“Do what you love and love what you do.”
“If your dream doesn’t scare you, it’s not big enough.”
“Choose a job that you love and you will never have to work a day in your life.”
We’ve all heard these before – but how often are we still left questioning what God actually calls us to do… What do I have to offer? Is this the right career path? Am I serving in the right ministry, perhaps? Been there, questioned that. It wasn’t until I heard a message from Pastor Robert Madu (11/10 would recommend) a few years ago, that a lot of these questions were clarified for me personally. At the heart of his message was the fact that our calling goes hand in hand with our gifting.
What is your gifting, you say? Why, I’m so glad you asked. My good old pal Robert just so happened to outline 4 questions that are so simple, yet incredibly profound in identifying what your gifts could be. Whether it be ability-based, people-based or knowledge-based, I encourage you now – don’t just read over these questions; take a moment and pause. Answer them for yourself and allow God to be at work in you as you do so.
How can I identify my gift?
1) What do you enjoy doing & how can this be used in the Kingdom?
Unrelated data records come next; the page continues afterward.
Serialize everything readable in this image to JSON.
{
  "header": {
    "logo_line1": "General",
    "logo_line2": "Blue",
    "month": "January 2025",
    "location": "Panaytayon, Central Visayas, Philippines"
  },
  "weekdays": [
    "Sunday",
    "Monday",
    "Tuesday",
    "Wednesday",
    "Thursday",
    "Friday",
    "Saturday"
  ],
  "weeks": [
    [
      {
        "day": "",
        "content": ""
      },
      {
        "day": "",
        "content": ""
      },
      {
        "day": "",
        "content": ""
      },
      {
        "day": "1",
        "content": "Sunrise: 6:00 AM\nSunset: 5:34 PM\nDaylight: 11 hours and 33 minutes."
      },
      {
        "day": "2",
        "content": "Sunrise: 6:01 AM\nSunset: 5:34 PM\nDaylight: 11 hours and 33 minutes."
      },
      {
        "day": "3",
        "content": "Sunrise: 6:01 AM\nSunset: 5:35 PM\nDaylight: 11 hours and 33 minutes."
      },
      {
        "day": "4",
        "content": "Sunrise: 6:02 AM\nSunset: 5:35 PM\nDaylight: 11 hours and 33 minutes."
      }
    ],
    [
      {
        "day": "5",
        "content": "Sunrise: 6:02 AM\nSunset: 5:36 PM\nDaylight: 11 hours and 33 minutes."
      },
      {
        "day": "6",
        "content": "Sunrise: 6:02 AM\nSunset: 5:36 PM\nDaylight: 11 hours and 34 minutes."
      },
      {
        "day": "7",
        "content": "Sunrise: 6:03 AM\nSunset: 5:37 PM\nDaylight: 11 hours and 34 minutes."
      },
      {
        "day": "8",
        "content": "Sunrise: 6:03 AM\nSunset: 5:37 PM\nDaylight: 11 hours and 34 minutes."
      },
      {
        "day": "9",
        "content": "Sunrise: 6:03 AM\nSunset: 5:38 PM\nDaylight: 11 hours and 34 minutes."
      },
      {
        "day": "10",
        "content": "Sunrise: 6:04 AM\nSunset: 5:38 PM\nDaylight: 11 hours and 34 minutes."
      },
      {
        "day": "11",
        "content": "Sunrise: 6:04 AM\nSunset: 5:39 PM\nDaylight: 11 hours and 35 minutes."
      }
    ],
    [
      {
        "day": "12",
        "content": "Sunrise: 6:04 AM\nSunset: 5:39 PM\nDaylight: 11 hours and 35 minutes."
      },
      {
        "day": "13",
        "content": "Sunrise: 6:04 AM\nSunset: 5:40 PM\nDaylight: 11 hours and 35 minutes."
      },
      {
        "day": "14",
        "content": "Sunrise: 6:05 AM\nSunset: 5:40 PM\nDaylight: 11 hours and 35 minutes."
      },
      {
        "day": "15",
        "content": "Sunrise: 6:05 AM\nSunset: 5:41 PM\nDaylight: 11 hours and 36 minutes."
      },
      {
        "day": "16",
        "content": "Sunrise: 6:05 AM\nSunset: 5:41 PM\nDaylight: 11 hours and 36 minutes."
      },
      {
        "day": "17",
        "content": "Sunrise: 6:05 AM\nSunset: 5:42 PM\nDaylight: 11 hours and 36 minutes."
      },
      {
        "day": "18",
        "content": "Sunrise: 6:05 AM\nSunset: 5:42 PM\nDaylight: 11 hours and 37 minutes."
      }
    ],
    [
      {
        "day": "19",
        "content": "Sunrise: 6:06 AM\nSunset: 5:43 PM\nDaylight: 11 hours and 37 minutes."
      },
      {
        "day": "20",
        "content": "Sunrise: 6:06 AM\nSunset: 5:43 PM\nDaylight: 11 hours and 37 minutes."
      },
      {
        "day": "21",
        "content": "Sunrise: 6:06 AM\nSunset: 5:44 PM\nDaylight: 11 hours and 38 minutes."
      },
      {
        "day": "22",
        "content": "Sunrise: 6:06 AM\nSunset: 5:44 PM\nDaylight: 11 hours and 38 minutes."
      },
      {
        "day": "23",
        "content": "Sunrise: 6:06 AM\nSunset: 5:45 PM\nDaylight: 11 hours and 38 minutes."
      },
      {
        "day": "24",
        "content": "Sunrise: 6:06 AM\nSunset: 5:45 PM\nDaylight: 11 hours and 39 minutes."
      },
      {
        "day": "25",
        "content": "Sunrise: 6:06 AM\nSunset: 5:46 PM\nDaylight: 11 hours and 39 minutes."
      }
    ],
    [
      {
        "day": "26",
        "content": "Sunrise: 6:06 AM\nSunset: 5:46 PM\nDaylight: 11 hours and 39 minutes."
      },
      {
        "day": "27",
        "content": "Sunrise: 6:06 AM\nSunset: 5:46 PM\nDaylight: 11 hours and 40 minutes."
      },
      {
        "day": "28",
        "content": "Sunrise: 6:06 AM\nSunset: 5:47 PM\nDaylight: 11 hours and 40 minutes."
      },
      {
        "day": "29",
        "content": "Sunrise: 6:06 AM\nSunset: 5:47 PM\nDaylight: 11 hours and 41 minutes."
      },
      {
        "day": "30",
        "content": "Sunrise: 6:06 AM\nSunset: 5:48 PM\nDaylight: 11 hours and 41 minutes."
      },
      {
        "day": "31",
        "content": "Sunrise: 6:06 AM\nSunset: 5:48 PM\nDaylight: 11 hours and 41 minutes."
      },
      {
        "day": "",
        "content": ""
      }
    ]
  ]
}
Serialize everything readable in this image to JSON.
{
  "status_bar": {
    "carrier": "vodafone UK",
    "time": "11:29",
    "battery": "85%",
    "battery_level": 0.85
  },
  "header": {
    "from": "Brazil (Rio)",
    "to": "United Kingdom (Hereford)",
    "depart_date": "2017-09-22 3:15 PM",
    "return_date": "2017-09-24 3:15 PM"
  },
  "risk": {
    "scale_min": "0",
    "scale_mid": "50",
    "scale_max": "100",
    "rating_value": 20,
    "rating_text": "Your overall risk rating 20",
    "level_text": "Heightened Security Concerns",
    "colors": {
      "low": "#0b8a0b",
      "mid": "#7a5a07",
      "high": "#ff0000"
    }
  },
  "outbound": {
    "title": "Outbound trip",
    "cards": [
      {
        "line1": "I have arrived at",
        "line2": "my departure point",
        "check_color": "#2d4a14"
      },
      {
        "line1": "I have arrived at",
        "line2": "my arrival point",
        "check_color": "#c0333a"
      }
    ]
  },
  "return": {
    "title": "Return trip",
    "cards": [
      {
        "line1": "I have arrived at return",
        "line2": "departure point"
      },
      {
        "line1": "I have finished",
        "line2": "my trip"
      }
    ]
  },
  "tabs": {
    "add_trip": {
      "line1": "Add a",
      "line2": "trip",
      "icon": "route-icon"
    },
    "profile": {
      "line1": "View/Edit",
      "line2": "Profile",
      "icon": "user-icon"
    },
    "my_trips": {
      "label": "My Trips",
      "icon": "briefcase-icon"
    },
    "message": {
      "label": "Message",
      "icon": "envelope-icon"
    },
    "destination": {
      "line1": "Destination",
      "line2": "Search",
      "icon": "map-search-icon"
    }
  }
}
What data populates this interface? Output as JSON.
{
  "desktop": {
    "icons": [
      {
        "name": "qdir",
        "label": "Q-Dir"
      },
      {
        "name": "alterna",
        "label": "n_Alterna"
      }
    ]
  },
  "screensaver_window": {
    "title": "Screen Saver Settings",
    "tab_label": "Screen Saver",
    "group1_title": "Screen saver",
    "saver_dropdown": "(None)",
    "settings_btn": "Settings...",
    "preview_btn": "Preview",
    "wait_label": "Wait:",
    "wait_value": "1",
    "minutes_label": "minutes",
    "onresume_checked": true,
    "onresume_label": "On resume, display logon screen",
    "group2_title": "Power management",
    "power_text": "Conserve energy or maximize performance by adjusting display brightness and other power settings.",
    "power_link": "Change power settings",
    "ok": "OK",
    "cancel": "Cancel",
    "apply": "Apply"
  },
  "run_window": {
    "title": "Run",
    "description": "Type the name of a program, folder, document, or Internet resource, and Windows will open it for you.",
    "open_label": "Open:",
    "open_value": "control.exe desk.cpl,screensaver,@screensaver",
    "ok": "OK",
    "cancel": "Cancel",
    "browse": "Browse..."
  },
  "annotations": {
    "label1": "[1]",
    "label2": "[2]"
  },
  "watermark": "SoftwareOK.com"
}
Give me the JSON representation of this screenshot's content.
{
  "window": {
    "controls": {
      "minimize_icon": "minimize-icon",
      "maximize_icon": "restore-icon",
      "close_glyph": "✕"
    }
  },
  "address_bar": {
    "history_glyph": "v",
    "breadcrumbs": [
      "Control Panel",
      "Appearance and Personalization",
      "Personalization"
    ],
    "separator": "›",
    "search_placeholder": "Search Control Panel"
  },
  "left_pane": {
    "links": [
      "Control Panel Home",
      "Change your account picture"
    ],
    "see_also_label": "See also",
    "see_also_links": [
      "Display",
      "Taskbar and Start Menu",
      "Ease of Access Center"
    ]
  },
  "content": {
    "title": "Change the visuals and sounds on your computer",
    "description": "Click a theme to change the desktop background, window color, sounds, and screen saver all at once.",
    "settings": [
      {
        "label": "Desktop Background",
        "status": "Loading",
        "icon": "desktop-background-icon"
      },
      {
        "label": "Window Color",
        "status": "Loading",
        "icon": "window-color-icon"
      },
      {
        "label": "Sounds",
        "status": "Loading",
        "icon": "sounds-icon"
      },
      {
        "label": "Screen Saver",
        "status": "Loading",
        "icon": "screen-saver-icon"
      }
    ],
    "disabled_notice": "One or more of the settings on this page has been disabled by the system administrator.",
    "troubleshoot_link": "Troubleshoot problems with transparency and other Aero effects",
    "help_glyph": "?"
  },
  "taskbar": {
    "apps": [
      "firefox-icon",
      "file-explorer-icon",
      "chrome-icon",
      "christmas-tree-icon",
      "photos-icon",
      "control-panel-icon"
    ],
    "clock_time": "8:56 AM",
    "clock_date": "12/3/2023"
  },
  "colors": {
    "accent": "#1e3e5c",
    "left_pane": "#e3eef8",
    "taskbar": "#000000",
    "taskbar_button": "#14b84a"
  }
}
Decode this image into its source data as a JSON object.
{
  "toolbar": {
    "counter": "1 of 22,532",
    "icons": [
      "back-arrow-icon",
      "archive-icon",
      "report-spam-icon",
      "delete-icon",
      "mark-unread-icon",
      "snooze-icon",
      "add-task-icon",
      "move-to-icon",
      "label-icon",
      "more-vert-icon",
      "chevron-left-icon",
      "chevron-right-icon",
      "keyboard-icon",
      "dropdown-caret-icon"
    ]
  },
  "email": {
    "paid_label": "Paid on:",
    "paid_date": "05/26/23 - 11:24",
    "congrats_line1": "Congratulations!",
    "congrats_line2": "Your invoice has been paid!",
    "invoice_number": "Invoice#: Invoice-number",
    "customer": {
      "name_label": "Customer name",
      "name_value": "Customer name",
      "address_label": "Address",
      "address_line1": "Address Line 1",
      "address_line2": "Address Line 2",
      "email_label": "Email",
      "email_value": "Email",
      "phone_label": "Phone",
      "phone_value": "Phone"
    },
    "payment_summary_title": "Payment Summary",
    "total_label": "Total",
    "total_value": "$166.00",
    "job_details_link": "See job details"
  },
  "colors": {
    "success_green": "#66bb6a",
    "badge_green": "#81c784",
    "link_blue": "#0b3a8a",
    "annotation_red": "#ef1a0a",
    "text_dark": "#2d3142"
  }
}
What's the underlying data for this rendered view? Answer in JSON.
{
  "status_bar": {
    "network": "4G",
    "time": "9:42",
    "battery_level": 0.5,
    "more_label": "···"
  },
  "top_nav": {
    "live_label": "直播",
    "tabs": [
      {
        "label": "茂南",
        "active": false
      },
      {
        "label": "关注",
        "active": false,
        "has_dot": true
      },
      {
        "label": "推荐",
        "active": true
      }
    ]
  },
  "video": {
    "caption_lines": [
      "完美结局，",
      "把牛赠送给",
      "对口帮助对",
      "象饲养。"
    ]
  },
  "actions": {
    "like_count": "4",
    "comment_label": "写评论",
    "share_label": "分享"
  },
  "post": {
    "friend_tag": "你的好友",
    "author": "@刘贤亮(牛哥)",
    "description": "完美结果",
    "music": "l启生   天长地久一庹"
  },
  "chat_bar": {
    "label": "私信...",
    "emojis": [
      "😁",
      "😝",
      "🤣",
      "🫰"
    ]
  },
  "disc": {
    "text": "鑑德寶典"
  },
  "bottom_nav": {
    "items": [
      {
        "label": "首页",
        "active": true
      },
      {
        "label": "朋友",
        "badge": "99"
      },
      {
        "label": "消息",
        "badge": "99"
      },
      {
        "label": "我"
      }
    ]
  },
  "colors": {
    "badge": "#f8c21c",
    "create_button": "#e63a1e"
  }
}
Your gift will complement your passions. You cannot have a God-given gift that you hate having, nor will you have a passion that this gift won’t make way for. If you enjoy doing something or are good at that very thing, don’t take it for granted. God wired you with a calling in mind and He wants you to enjoy the journey, not just endure it.
2) What would you do for free?
This one’s a good challenge. Essentially, if it were truly your gift, no amount of money could either stop you or convince you to pursue it. For example, if you work in the medical profession, building or engineering fields, you are ultimately driven by a need to improve the quality of life for others. If you’re a counsellor, social worker, pastor or teacher, chances are that you are not motivated by your payslip (can I get an amen), but more so the passion that you have to fulfil a need where there is lack in peoples lives. The moment we realise that we are motivated by much more than fleeting money, we also begin to realise that there is a difference between a career and a calling.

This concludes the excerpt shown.